National Institute of Advanced Industrial Science and Technology, AIST Tsukuba Central 6, Higashi 1-1-1, Tsukuba, Ibaraki, 305-8566, Japan.
Appl Microbiol Biotechnol. 2011 Sep;91(6):1593-600. doi: 10.1007/s00253-011-3410-4. Epub 2011 Jun 18.
When the cells of Saccharomyces cerevisiae are exposed to high concentration of ethanol, the content of oleic acid (C18:1n-9) increased as the initial concentration of ethanol increased. Based on this observation, we attempted to confer ethanol tolerance to S. cerevisiae by manipulating fatty acid composition of the cells. Rather than altering OLE1 expression [the desaturase making both C16:1n-7 (palmitoleic acid) and C18:1n-9], we introduced elongase genes.

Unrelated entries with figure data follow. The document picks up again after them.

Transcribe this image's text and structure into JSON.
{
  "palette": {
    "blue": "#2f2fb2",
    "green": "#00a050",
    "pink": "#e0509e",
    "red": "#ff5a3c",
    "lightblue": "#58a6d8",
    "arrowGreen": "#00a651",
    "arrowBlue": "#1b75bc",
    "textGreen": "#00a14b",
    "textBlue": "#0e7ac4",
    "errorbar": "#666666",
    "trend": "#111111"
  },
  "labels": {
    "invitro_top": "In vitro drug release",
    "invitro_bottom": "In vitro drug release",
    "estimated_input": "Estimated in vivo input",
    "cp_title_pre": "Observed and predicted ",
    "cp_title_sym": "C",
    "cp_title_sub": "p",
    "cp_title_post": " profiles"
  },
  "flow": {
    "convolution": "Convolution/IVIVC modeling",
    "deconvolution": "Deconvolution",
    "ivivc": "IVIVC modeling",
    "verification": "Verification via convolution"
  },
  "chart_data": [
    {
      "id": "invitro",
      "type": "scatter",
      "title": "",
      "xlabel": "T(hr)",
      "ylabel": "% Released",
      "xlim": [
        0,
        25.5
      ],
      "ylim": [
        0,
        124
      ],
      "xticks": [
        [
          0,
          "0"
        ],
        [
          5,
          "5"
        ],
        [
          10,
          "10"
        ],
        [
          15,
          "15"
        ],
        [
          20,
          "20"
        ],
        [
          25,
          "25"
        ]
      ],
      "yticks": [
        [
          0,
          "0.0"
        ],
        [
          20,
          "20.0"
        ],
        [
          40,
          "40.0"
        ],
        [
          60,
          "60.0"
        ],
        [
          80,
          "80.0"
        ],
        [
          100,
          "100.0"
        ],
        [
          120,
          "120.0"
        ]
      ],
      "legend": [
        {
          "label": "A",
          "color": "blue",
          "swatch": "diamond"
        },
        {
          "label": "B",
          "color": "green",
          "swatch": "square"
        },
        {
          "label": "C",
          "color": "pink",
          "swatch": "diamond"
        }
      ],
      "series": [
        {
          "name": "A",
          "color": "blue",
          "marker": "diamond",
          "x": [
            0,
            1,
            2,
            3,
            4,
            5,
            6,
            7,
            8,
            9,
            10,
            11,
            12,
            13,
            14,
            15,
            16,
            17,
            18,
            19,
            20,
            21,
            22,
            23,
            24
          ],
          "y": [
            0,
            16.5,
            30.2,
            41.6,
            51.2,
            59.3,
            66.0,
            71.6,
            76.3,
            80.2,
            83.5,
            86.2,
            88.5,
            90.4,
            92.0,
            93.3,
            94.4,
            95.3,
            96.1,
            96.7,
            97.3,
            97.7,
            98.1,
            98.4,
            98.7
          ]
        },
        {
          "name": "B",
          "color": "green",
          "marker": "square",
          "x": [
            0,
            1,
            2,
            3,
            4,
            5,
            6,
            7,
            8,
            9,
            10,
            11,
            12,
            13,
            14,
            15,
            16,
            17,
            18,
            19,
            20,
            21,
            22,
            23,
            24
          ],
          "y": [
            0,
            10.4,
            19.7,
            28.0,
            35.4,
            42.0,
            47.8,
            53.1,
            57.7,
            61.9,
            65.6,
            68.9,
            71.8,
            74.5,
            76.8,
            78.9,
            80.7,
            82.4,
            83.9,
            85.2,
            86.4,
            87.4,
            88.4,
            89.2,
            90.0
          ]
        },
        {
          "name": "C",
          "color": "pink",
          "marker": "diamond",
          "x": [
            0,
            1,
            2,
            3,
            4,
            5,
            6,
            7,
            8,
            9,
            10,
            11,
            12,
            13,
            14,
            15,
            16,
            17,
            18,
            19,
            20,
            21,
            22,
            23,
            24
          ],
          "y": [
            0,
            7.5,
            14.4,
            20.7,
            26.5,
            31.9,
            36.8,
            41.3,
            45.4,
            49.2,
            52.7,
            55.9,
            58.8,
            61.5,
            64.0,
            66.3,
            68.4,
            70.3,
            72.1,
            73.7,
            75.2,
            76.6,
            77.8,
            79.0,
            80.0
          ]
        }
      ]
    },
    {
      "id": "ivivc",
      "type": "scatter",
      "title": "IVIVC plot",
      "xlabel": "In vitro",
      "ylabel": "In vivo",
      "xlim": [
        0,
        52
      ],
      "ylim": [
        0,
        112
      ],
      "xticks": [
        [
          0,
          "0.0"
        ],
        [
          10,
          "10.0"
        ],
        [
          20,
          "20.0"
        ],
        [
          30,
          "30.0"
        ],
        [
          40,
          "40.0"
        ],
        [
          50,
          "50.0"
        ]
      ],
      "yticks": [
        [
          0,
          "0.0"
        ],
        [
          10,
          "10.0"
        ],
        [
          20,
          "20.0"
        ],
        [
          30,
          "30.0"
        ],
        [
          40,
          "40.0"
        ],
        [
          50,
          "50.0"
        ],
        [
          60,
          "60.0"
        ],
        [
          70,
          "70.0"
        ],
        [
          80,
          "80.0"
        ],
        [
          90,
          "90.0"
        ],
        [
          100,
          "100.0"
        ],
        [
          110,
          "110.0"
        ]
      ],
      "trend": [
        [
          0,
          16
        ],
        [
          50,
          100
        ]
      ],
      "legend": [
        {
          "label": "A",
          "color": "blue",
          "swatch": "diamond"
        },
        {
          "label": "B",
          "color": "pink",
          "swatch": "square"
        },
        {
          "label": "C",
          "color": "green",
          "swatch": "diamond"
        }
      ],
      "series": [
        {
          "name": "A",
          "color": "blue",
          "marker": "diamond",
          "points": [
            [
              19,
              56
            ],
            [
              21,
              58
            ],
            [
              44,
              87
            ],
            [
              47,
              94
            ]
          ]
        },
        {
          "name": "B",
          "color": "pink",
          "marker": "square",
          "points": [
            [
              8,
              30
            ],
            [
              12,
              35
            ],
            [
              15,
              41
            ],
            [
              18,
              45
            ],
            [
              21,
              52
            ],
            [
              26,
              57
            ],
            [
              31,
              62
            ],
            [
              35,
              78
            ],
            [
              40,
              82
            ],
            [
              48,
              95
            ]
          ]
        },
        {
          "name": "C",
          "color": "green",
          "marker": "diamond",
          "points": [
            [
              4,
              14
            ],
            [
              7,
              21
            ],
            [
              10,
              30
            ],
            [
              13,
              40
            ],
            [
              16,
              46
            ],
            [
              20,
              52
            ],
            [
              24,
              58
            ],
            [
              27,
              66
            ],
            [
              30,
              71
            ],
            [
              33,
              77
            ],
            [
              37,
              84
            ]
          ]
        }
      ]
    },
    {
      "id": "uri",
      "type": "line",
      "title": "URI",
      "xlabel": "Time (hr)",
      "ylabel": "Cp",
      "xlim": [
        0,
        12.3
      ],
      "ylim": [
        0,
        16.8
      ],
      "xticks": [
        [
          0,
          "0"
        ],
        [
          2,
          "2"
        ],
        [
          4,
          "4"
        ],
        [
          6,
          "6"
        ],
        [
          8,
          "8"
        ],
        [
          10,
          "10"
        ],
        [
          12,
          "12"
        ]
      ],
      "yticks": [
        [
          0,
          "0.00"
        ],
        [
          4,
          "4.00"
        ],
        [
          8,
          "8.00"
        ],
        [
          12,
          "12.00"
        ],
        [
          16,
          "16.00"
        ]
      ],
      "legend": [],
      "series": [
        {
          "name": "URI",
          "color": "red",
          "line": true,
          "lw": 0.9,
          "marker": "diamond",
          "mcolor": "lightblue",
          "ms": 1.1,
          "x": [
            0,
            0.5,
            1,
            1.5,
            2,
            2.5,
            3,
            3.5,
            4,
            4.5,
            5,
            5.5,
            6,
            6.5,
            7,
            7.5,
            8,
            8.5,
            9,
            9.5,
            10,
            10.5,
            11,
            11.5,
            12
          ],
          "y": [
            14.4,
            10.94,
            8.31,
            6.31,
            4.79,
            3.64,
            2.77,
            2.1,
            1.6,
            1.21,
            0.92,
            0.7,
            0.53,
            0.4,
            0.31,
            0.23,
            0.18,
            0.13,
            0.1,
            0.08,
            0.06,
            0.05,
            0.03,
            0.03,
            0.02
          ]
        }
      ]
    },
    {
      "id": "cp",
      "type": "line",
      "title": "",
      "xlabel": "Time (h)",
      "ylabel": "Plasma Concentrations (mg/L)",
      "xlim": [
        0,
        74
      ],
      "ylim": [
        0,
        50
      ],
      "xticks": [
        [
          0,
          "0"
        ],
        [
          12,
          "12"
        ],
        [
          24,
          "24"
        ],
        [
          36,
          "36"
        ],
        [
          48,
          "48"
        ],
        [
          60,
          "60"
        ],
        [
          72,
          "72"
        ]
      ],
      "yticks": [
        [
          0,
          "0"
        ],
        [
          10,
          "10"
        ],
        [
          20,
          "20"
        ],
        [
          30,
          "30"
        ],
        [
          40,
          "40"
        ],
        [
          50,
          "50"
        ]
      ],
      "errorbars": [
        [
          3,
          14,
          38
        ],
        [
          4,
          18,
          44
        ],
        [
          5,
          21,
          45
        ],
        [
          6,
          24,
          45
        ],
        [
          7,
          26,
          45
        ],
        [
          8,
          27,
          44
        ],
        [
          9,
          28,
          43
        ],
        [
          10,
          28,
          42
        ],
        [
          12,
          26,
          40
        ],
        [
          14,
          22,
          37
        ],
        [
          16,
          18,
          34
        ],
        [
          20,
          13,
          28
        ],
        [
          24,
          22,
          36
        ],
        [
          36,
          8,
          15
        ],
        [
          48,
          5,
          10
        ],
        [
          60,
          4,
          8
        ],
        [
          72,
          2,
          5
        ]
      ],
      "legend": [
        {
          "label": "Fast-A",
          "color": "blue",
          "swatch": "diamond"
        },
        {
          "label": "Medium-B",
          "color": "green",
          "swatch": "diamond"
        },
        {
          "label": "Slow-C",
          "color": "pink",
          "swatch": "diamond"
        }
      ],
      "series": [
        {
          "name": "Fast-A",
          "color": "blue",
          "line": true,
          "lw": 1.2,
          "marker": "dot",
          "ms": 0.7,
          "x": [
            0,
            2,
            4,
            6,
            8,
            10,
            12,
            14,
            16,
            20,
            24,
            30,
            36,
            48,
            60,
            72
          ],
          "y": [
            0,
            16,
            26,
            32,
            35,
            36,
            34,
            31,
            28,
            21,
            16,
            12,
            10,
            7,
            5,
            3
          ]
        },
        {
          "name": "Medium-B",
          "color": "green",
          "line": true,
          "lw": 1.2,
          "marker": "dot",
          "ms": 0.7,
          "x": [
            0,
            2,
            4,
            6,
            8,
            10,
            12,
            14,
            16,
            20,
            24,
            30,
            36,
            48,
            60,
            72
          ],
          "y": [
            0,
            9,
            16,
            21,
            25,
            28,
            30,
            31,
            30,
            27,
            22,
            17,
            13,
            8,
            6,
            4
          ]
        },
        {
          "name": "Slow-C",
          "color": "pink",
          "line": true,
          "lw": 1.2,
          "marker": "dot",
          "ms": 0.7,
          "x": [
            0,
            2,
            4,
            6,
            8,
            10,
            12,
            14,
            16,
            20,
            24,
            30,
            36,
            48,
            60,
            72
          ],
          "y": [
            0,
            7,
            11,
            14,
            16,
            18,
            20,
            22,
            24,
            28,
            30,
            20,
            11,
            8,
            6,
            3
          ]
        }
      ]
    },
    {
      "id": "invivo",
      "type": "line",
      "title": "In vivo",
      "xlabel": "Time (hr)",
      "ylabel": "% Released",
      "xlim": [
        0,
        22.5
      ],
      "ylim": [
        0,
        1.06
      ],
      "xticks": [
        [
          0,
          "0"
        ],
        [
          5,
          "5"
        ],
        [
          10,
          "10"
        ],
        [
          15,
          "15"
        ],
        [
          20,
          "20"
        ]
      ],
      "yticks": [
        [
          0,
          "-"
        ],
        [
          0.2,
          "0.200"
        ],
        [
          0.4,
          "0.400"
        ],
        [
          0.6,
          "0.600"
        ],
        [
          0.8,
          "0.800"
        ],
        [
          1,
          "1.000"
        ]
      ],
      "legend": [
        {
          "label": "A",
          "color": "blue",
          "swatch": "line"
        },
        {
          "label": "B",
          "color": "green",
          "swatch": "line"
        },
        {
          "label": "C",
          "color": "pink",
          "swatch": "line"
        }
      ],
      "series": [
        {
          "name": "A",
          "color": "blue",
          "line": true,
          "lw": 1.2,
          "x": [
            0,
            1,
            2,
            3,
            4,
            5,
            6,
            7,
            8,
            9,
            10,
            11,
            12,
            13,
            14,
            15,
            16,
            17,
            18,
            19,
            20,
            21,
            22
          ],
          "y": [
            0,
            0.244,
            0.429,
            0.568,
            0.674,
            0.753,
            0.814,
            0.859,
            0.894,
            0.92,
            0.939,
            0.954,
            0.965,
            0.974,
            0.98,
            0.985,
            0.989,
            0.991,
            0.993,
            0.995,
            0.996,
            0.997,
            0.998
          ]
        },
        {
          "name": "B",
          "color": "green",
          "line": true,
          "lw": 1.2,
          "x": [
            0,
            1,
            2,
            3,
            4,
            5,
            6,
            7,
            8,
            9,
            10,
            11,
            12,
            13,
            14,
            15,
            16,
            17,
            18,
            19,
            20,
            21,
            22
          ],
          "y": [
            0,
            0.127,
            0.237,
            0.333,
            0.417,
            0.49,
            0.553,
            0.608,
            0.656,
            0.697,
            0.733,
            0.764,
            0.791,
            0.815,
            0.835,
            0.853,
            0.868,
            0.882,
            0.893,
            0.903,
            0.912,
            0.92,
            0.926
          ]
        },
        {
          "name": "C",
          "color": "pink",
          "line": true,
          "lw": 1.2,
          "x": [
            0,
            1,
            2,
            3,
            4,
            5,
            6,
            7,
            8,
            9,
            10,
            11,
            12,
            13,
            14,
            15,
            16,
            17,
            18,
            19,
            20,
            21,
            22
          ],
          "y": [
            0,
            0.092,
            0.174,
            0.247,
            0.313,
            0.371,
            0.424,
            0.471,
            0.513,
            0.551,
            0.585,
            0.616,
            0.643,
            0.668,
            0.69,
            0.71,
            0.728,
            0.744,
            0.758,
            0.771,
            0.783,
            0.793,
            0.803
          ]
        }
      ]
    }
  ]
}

Introduction of rat elongase 1 gene (rELO1) into S. cerevisiae gave cis-vaccenic acid (cis-C18:1n-7) by conversion from C16:1n-7, and the increase in this C18:1 fatty acid did not confer ethanol tolerance to the cells. On the other hand, the introduction of rat elongase 2 gene (rELO2), which elongates C16:0 to C18:0, drastically increased C18:1n-9 content, and the cells acquired ethanol tolerance, emphasizing the specific role of C18:1n-9. Furthermore, the transformant of rELO2 also conferred tolerance to n-butanol, n-propanol, and 2-propanol.
当酿酒酵母的细胞暴露于高浓度乙醇时,随着乙醇初始浓度的增加,油酸(C18:1n-9)的含量增加。基于这一观察结果,我们试图通过操纵细胞的脂肪酸组成来赋予酿酒酵母乙醇耐受性。我们没有改变 OLE1 的表达[使 C16:1n-7(棕榈油酸)和 C18:1n-9 都具有去饱和酶的基因],而是引入了延长酶基因。向酿酒酵母中引入大鼠延长酶 1 基因(rELO1)可通过将 C16:1n-7 转化为顺式vaccenic 酸(顺式 C18:1n-7),而这种 C18:1 脂肪酸的增加并不能赋予细胞乙醇耐受性。另一方面,大鼠延长酶 2 基因(rELO2)的引入将 C16:0 延长为 C18:0,大大增加了 C18:1n-9 的含量,细胞获得了乙醇耐受性,突出了 C18:1n-9 的特定作用。此外,rELO2 的转化体还赋予了对正丁醇、正丙醇和异丙醇的耐受性。